Для пленки, на которой тогда работали, освещение, прямо скажем, было гиблое. О съемке автоматическими скоростями думать не приходилось, требовалась экспозиция порядка секунды.

У Жоры был, хоть и плохонький, металлический штативчик. Мне приходилось надеяться только на свои руки.

Кассету я отснял полностью. Опыт позволял надеяться, что из тридцати шести кадров можно будет выбрать для печати нужный снимок. Теперь стояла задача, как переправить кассету в редакцию.

По окончании допроса, пользуясь хорошим настроением командарма, подошел к нему и попросил помочь доставить пленку в Москву. И снова улыбнулось репортерское счастье. В Ставку срочно отправлялся самолет с какими-то документами. Летевший с ними офицер связи заверил меня, что к вечеру пленка будет в редакции. Фотография имела возможность попасть завтра в номер. Явно назревал крупный «фитиль» остальным газетам. Корпункт лихорадило.

Наутро затемно выехали в политуправление фронта. Сюда газеты поступали прямо с аэродрома. Конечно, у меня немножко участилось дыхание, немножко дрожали руки, когда разворачивал газету. Но снимка в номере не было. Не было его и в последующих номерах. Рухнули надежды на «фитиль». Репортерское счастье дало осечку.

То ли пленка не дошла до редакции, то ли руки отказали автору. Было обидно. Но война продолжалась, события шли за событиями и не оставляли времени на личные переживания.

С материалом об освобождении Ростова я попал в краткосрочную командировку в Москву, и здесь наша редакционная лаборантка повинилась мне в причастности к гибели этой пленки. Кассета действительно была доставлена в редакцию в тот же день. Случайно миновав заведующего отделом, попала прямо в руки лаборантки. Та, не прочитав мою записку, заложила пленку в проявитель и… забыла.

Вспомнила ночью, но, не имея ночного пропуска, смогла добраться до редакции только утром. За это время проявитель сделал свое «черное» дело. Все же пленка была отфиксирована, слегка промыта, высушена и брошена в коробку с другими, такими же «неудачными» пленками. Заниматься с нею было мне недосуг, да и нужда миновала, а об истории в то время мало думали.
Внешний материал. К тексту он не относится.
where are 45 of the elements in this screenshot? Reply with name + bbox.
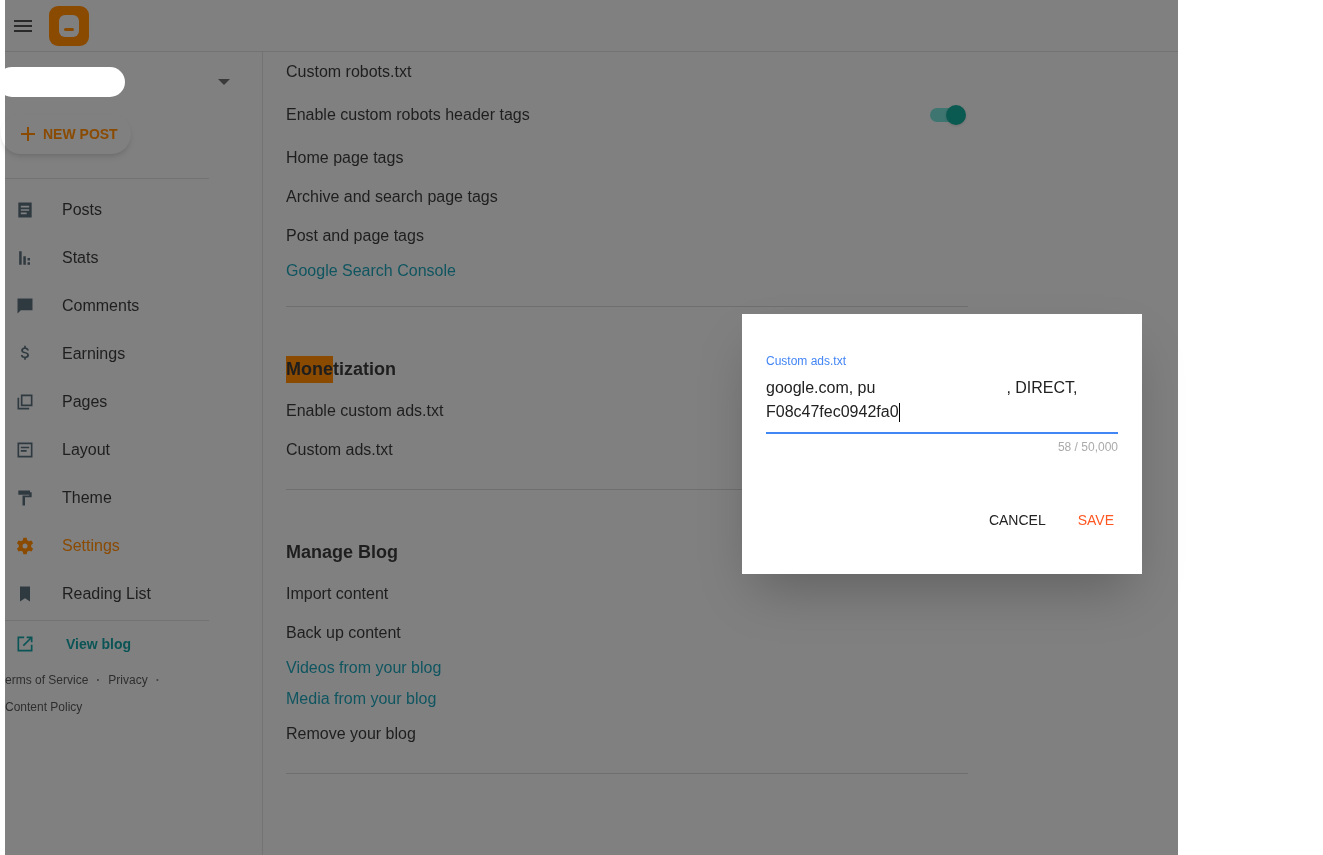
nav-item[interactable]: Stats [5,234,262,282]
section-heading: Manage Blog [286,540,399,564]
separator-dot: · [95,672,102,689]
dialog-button[interactable]: SAVE [1065,502,1126,538]
setting-link[interactable]: Media from your blog [286,686,437,711]
nav-item[interactable]: Theme [5,474,262,522]
nav-item[interactable]: Layout [5,426,262,474]
setting-label[interactable]: Import content [286,581,389,606]
nav-item[interactable]: Posts [5,186,262,234]
setting-label[interactable]: Custom ads.txt [286,437,393,462]
nav-item[interactable]: Pages [5,378,262,426]
nav-item[interactable]: Earnings [5,330,262,378]
dialog-button[interactable]: CANCEL [976,502,1058,538]
footer-link[interactable]: erms of Service [5,667,89,694]
plus-icon [21,127,35,141]
external-link-icon [15,634,35,654]
setting-link[interactable]: Google Search Console [286,258,456,283]
paint-roller-icon [15,488,35,508]
footer-link[interactable]: Privacy [108,667,148,694]
footer-link[interactable]: Content Policy [5,694,83,721]
setting-label: Enable custom robots header tags [286,104,530,125]
setting-label[interactable]: Archive and search page tags [286,184,498,209]
ads-text-field[interactable]: google.com, pu , DIRECT, F08c47fec0942fa0 [766,368,1118,434]
setting-label[interactable]: Post and page tags [286,223,424,248]
dropdown-caret-icon[interactable] [218,79,230,85]
comment-icon [15,296,35,316]
setting-label[interactable]: Remove your blog [286,721,416,746]
character-counter: 58 / 50,000 [1057,439,1118,456]
field-label: Custom ads.txt [766,354,848,368]
logo-icon[interactable] [49,5,89,46]
setting-label[interactable]: Custom robots.txt [286,59,412,84]
layout-icon [15,440,35,460]
pages-icon [15,392,35,412]
gear-icon [15,536,35,556]
document-icon [15,200,35,220]
setting-link[interactable]: Videos from your blog [286,655,442,680]
separator-dot: · [154,672,161,689]
nav-item[interactable]: Comments [5,282,262,330]
toggle-switch[interactable] [930,104,966,125]
setting-label[interactable]: Back up content [286,620,401,645]
nav-item[interactable]: Reading List [5,570,262,618]
menu-icon[interactable] [13,17,33,34]
view-blog-link[interactable]: View blog [5,621,262,667]
setting-label[interactable]: Home page tags [286,145,404,170]
setting-label[interactable]: Enable custom ads.txt [286,398,444,423]
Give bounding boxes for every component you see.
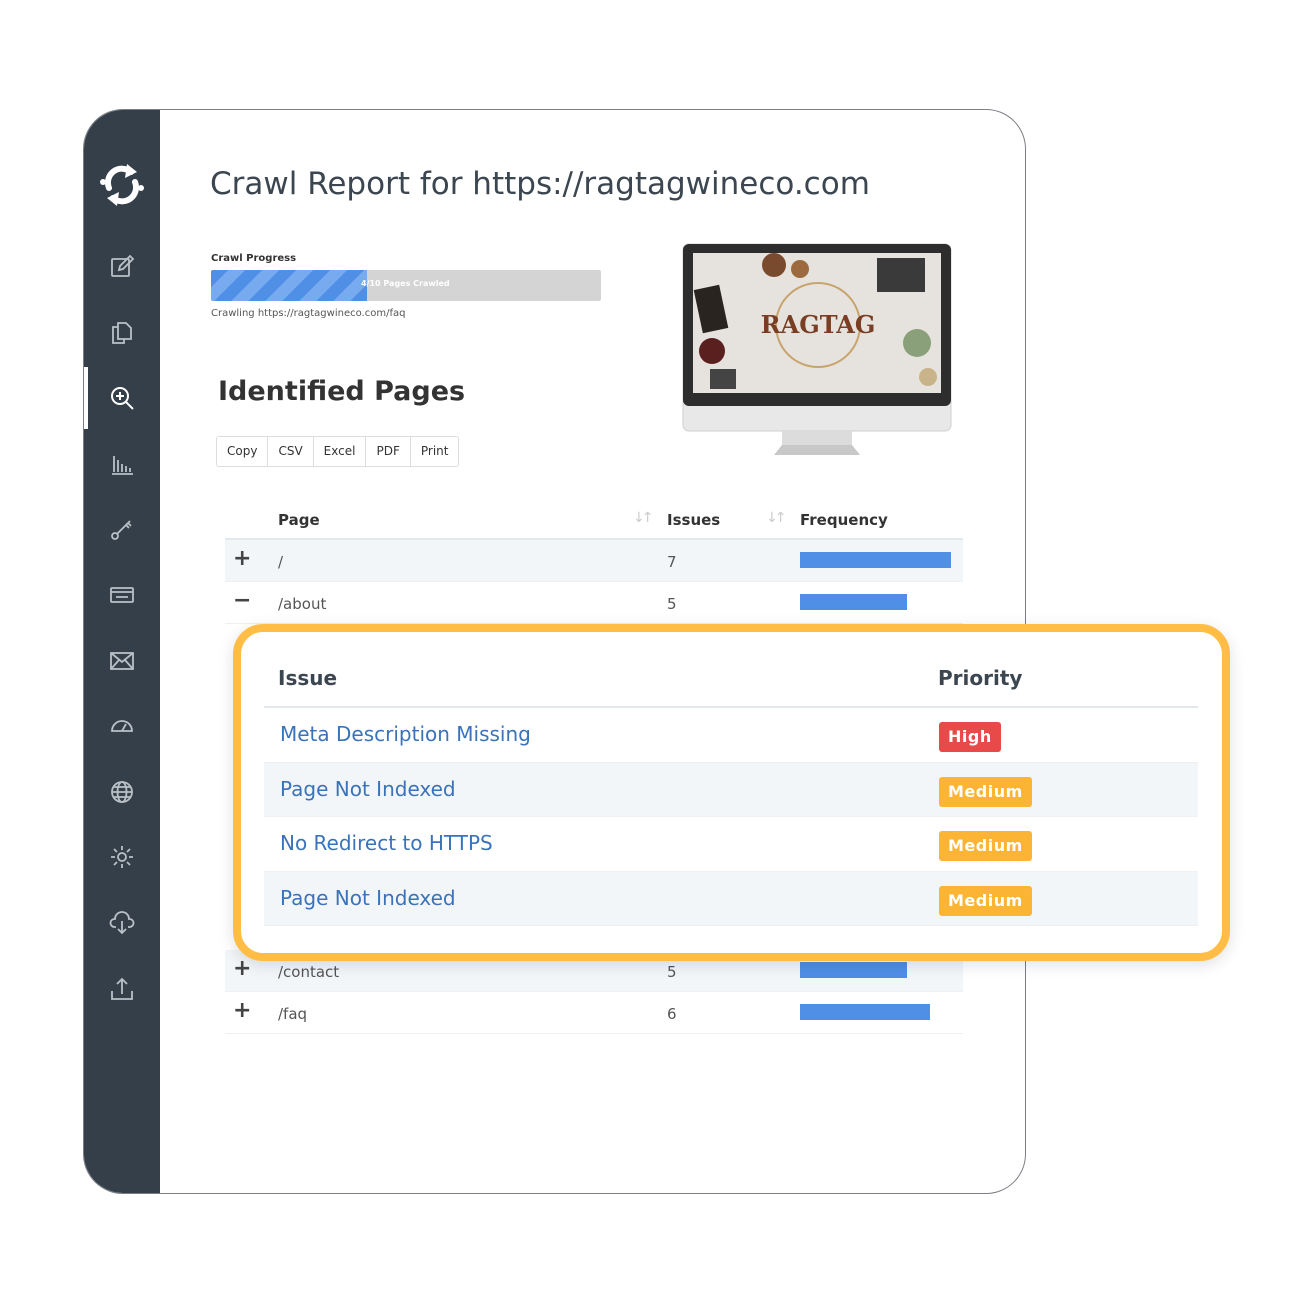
- crawl-progress-bar: 4/10 Pages Crawled: [211, 270, 601, 301]
- frequency-bar: [800, 594, 907, 610]
- export-button-group: Copy CSV Excel PDF Print: [216, 436, 460, 467]
- page-path: /faq: [278, 1005, 308, 1023]
- chart-icon: [112, 456, 133, 475]
- pdf-button[interactable]: PDF: [366, 437, 411, 466]
- crawling-status: Crawling https://ragtagwineco.com/faq: [211, 308, 406, 319]
- progress-label: Crawl Progress: [211, 253, 297, 264]
- csv-button[interactable]: CSV: [268, 437, 314, 466]
- page-path: /contact: [278, 963, 340, 981]
- nav-mail[interactable]: [84, 631, 160, 691]
- issue-count: 5: [667, 595, 677, 613]
- search-icon: [111, 387, 134, 410]
- nav-cards[interactable]: [84, 565, 160, 625]
- section-title: Identified Pages: [218, 376, 466, 407]
- issue-table-header: Issue Priority: [264, 648, 1198, 708]
- column-header-frequency[interactable]: Frequency: [800, 511, 888, 529]
- sidebar: [84, 110, 160, 1193]
- nav-settings[interactable]: [84, 827, 160, 887]
- issue-row: No Redirect to HTTPS Medium: [264, 817, 1198, 872]
- issue-row: Meta Description Missing High: [264, 708, 1198, 763]
- issue-count: 6: [667, 1005, 677, 1023]
- nav-pages[interactable]: [84, 302, 160, 362]
- globe-icon: [111, 781, 133, 803]
- nav-download[interactable]: [84, 893, 160, 953]
- sort-icon[interactable]: ↓↑: [633, 510, 654, 526]
- expand-toggle-icon[interactable]: −: [233, 590, 251, 612]
- excel-button[interactable]: Excel: [313, 437, 367, 466]
- issue-link[interactable]: Meta Description Missing: [280, 722, 531, 746]
- issue-row: Page Not Indexed Medium: [264, 871, 1198, 926]
- column-header-issues[interactable]: Issues: [667, 511, 720, 529]
- issue-detail-card: Issue Priority Meta Description Missing H…: [233, 624, 1230, 961]
- cloud-download-icon: [109, 911, 135, 935]
- copy-button[interactable]: Copy: [217, 437, 269, 466]
- key-icon: [111, 520, 132, 540]
- nav-upload[interactable]: [84, 959, 160, 1019]
- expand-toggle-icon[interactable]: +: [233, 958, 251, 980]
- progress-text: 4/10 Pages Crawled: [361, 279, 450, 288]
- nav-analytics[interactable]: [84, 434, 160, 494]
- nav-global[interactable]: [84, 762, 160, 822]
- issue-count: 7: [667, 553, 677, 571]
- issue-link[interactable]: Page Not Indexed: [280, 777, 456, 801]
- edit-icon: [111, 254, 135, 277]
- column-header-issue: Issue: [278, 666, 338, 690]
- copy-icon: [112, 322, 132, 344]
- priority-badge: Medium: [939, 831, 1032, 861]
- issue-link[interactable]: Page Not Indexed: [280, 886, 456, 910]
- issue-link[interactable]: No Redirect to HTTPS: [280, 831, 493, 855]
- upload-icon: [111, 977, 133, 1000]
- table-row[interactable]: + / 7: [225, 540, 963, 582]
- card-icon: [110, 587, 134, 603]
- preview-brand-text: RAGTAG: [761, 310, 876, 339]
- progress-fill: [211, 270, 367, 301]
- gauge-icon: [111, 720, 133, 732]
- issue-count: 5: [667, 963, 677, 981]
- nav-keywords[interactable]: [84, 499, 160, 559]
- app-logo-icon: [100, 164, 144, 206]
- nav-edit[interactable]: [84, 237, 160, 297]
- site-preview-monitor: RAGTAG: [682, 243, 952, 455]
- expand-toggle-icon[interactable]: +: [233, 1000, 251, 1022]
- issue-row: Page Not Indexed Medium: [264, 762, 1198, 817]
- page-path: /: [278, 553, 284, 571]
- priority-badge: Medium: [939, 885, 1032, 916]
- frequency-bar: [800, 1004, 930, 1020]
- nav-crawl[interactable]: [84, 368, 160, 428]
- frequency-bar: [800, 962, 907, 978]
- page-path: /about: [278, 595, 327, 613]
- sort-icon[interactable]: ↓↑: [766, 510, 787, 526]
- mail-icon: [110, 652, 134, 670]
- gear-icon: [111, 846, 133, 868]
- column-header-page[interactable]: Page: [278, 511, 320, 529]
- print-button[interactable]: Print: [410, 437, 459, 466]
- priority-badge: High: [939, 722, 1001, 752]
- table-header: Page ↓↑ Issues ↓↑ Frequency: [225, 502, 963, 540]
- table-row[interactable]: + /faq 6: [225, 992, 963, 1034]
- column-header-priority: Priority: [938, 666, 1023, 690]
- page-title: Crawl Report for https://ragtagwineco.co…: [210, 166, 870, 202]
- expand-toggle-icon[interactable]: +: [233, 548, 251, 570]
- table-row[interactable]: − /about 5: [225, 582, 963, 624]
- priority-badge: Medium: [939, 776, 1032, 807]
- nav-speed[interactable]: [84, 696, 160, 756]
- frequency-bar: [800, 552, 951, 568]
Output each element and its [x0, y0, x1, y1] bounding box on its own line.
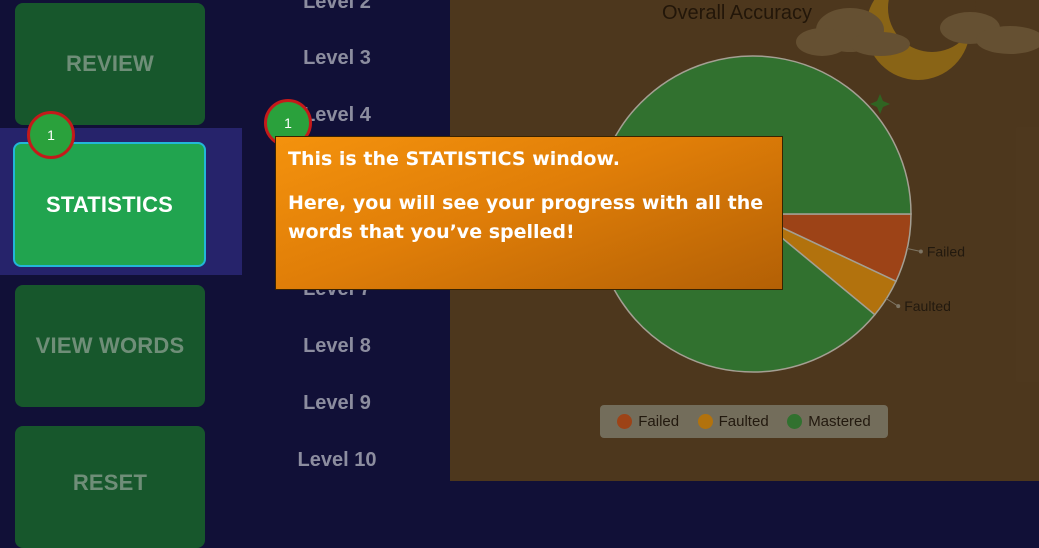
- tutorial-tooltip[interactable]: This is the STATISTICS window. Here, you…: [275, 136, 783, 290]
- level-item-3[interactable]: Level 3: [242, 47, 432, 70]
- level-item-10[interactable]: Level 10: [242, 449, 432, 472]
- level-item-2[interactable]: Level 2: [242, 0, 432, 14]
- reset-button[interactable]: RESET: [15, 426, 205, 548]
- tooltip-title: This is the STATISTICS window.: [288, 148, 621, 170]
- level-item-8[interactable]: Level 8: [242, 335, 432, 358]
- view-words-button[interactable]: VIEW WORDS: [15, 285, 205, 407]
- review-button[interactable]: REVIEW: [15, 3, 205, 125]
- level-item-9[interactable]: Level 9: [242, 392, 432, 415]
- tooltip-body: Here, you will see your progress with al…: [288, 192, 764, 243]
- statistics-button[interactable]: STATISTICS: [13, 142, 206, 267]
- main-nav: REVIEW STATISTICS VIEW WORDS RESET: [0, 0, 242, 548]
- tutorial-step-badge: 1: [27, 111, 75, 159]
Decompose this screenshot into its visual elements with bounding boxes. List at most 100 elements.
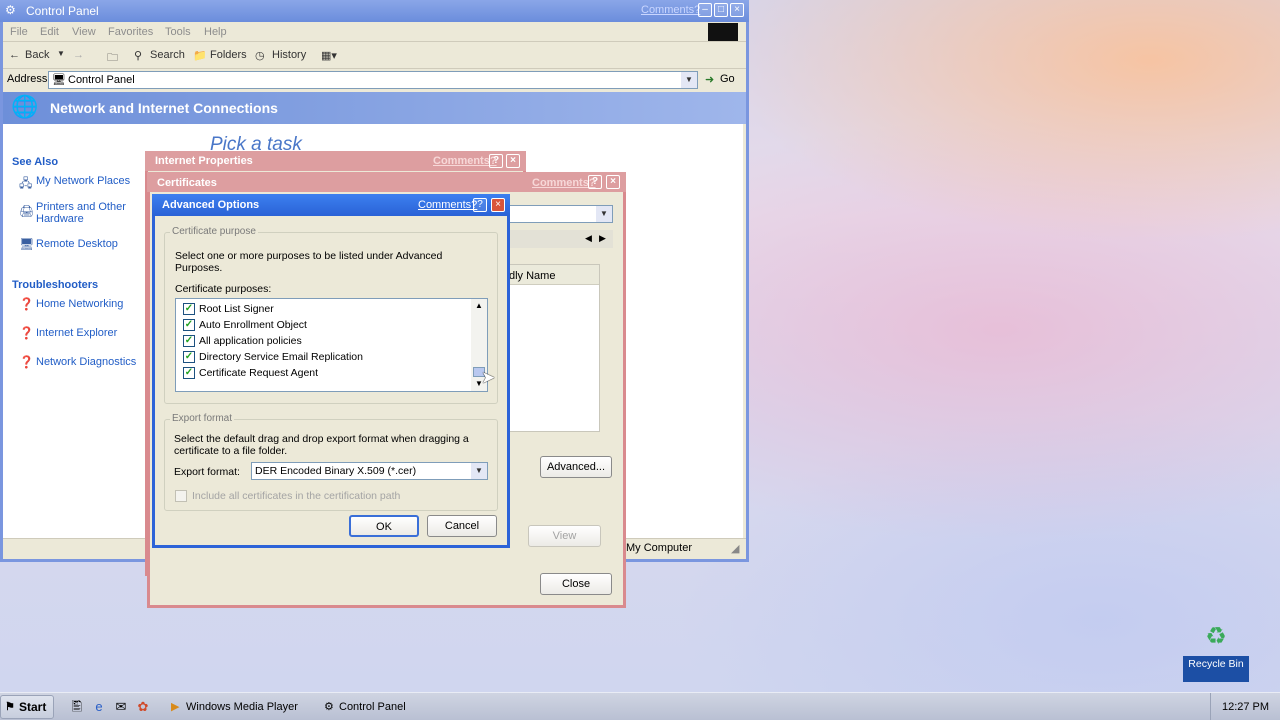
purpose-description: Select one or more purposes to be listed… [175,250,443,274]
comments-link[interactable]: Comments? [641,4,700,16]
go-button[interactable]: Go [720,73,735,85]
history-button[interactable]: History [272,49,306,61]
views-icon[interactable]: ▦▾ [321,49,337,62]
folders-button[interactable]: Folders [210,49,247,61]
tab-scroll-right-icon[interactable]: ▶ [599,233,606,244]
forward-arrow-icon[interactable]: → [73,49,84,61]
certificate-list[interactable]: dly Name [505,264,600,432]
link-remote-desktop[interactable]: Remote Desktop [36,238,118,250]
menu-file[interactable]: File [10,26,28,38]
close-icon[interactable]: × [730,3,744,17]
comments-link[interactable]: Comments? [433,155,497,167]
link-my-network-places[interactable]: My Network Places [36,175,130,187]
tab-strip: ◀ ▶ [505,230,613,248]
close-icon[interactable]: × [606,175,620,189]
control-panel-small-icon: 🖥 [52,74,66,86]
chevron-down-icon: ▼ [471,463,487,479]
export-format-label: Export format: [174,466,240,478]
close-icon[interactable]: × [491,198,505,212]
back-button[interactable]: Back [25,49,49,61]
media-player-icon: ▶ [171,701,180,713]
export-format-select[interactable]: DER Encoded Binary X.509 (*.cer) ▼ [251,462,488,480]
go-arrow-icon[interactable]: ➜ [705,73,714,86]
cancel-button[interactable]: Cancel [427,515,497,537]
checkbox-checked-icon[interactable]: ✓ [183,303,195,315]
maximize-icon[interactable]: □ [714,3,728,17]
taskbar-item-control-panel[interactable]: ⚙ Control Panel [321,696,466,718]
back-dropdown-icon[interactable]: ▼ [57,49,65,58]
address-dropdown-icon[interactable]: ▼ [681,72,697,88]
friendly-name-column: dly Name [509,270,556,282]
address-input[interactable]: 🖥 Control Panel ▼ [48,71,698,89]
link-internet-explorer[interactable]: Internet Explorer [36,327,117,339]
menu-view[interactable]: View [72,26,96,38]
recycle-bin-label: Recycle Bin [1183,656,1249,682]
checkbox-checked-icon[interactable]: ✓ [183,367,195,379]
menu-edit[interactable]: Edit [40,26,59,38]
internet-properties-titlebar[interactable]: Internet Properties Comments? ? × [145,151,526,171]
list-item-label: All application policies [199,335,302,347]
help-icon[interactable]: ? [489,154,503,168]
link-network-diagnostics[interactable]: Network Diagnostics [36,356,136,368]
checkbox-checked-icon[interactable]: ✓ [183,351,195,363]
link-home-networking[interactable]: Home Networking [36,298,123,310]
help-icon[interactable]: ? [588,175,602,189]
tab-scroll-left-icon[interactable]: ◀ [585,233,592,244]
scroll-up-icon[interactable]: ▲ [475,301,483,310]
resize-grip-icon[interactable]: ◢ [731,542,739,555]
close-icon[interactable]: × [506,154,520,168]
list-item-label: Certificate Request Agent [199,367,319,379]
windows-logo-icon [708,23,738,41]
menu-help[interactable]: Help [204,26,227,38]
ok-button[interactable]: OK [349,515,419,537]
certificate-purposes-list[interactable]: ✓ Root List Signer ✓ Auto Enrollment Objec… [175,298,488,392]
export-format-group-label: Export format [170,413,235,424]
help-icon: ❓ [19,297,34,311]
chevron-down-icon: ▼ [596,206,612,222]
internet-explorer-icon[interactable]: e [91,699,107,715]
export-description: Select the default drag and drop export … [174,433,469,457]
category-title: Network and Internet Connections [50,100,278,116]
printer-icon: 🖨 [19,204,35,218]
taskbar-item-label: Control Panel [339,701,406,713]
show-desktop-icon[interactable]: 🖺 [69,699,85,715]
list-item-label: Root List Signer [199,303,274,315]
menu-favorites[interactable]: Favorites [108,26,153,38]
taskbar-item-label: Windows Media Player [186,701,298,713]
comments-link[interactable]: Comments? [532,177,596,189]
address-label: Address [7,73,48,85]
search-button[interactable]: Search [150,49,185,61]
checkbox-checked-icon[interactable]: ✓ [183,319,195,331]
help-icon: ❓ [19,326,34,340]
include-all-label: Include all certificates in the certific… [192,490,401,502]
advanced-button[interactable]: Advanced... [540,456,612,478]
outlook-express-icon[interactable]: ✉ [113,699,129,715]
menu-tools[interactable]: Tools [165,26,191,38]
view-button[interactable]: View [528,525,601,547]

Просто случайно положил я ее в карман, и очутилась она в моем домашнем архиве.

Здесь, чтобы закончить разговор о репортерском счастье, надо на минутку перенестись на… двадцать пять лет вперед.

Именно в преддверии двадцатипятилетия сталинградской победы вспомнил я о той загубленной пленке.

В редакционной лаборатории решили попробовать хоть что-нибудь напечатать. Ослабить негатив не удалось. Очевидно, сильно задубленная в фиксаже пленка не размокала. Тогда решили усилить свет в увеличителе. Дошли до лампы в 500 ватт. Увеличитель охлаждали мокрым полотенцем. И получилось! Через двадцать пять лет фотография пошла в номер…

Но, как говорилось выше, было все это двадцать пять лет спустя, а пока война шла своим чередом. В дальнем тылу остался Сталинград, залечивал свои раны освобожденный Ростов.

С Тараданкиным мы расстались на подступах к Таганрогу. Я получил приказ выехать под Воронеж в газету «Суворовский натиск» вновь формируемого Степного фронта.

Всю жизнь везло мне на товарищей. И в «Суворовском натиске» ребята подобрались отличные. Потому, вероятно, и газета была живой, оперативной. Ну и настроение было, конечно, не в пример прежнему. К концу июля фронт пошел вперед.

Курская дуга, Белгород, первый салют Москвы, Харьков, Полтава, Кременчуг, Днепр, Черкассы, Кировоград, и все срочно, все в номер. Настоящая газетная работа.

После корсунь-шевченковского разгрома фашистов весна стала все решительнее вмешиваться в военные дела. Не только колесный транспорт, танки вязли в грязи. Самым надежным средством передвижения стали собственные ноги. Скептики ворчали, что, мол, по таким дорогам никаких ног не хватит. Ну это еще как сказать! Конечно, были мы молоды, азартны. Ходить так ходить!

В Умань пришли пешком. И вовремя. В городском парке, знаменитой Софиевке, еще шел бой. Материал отправили в редакцию с каким-то отчаянным парнем, севшим на своем «У-2» у самых крайних домов города. Самолет ткнулся носом в грязь, но своих летных качеств не потерял. На руках вытащили его на сухое, выстелили соломой «взлетную дорожку» и помогли взлететь. Материал попал в газету вовремя.

Ночь на 26 марта мы с писателем Львом Шапиро провели в молдавском селе Сороки. Вместе с нами в гостеприимном домике местного учителя остановился и офицер связи из армии генерала Коротеева. Парень нервничал. По его словам, армия вот-вот должна выйти на Прут. Пропустить такое было невозможно. Ведь Прут – это наша государственная граница.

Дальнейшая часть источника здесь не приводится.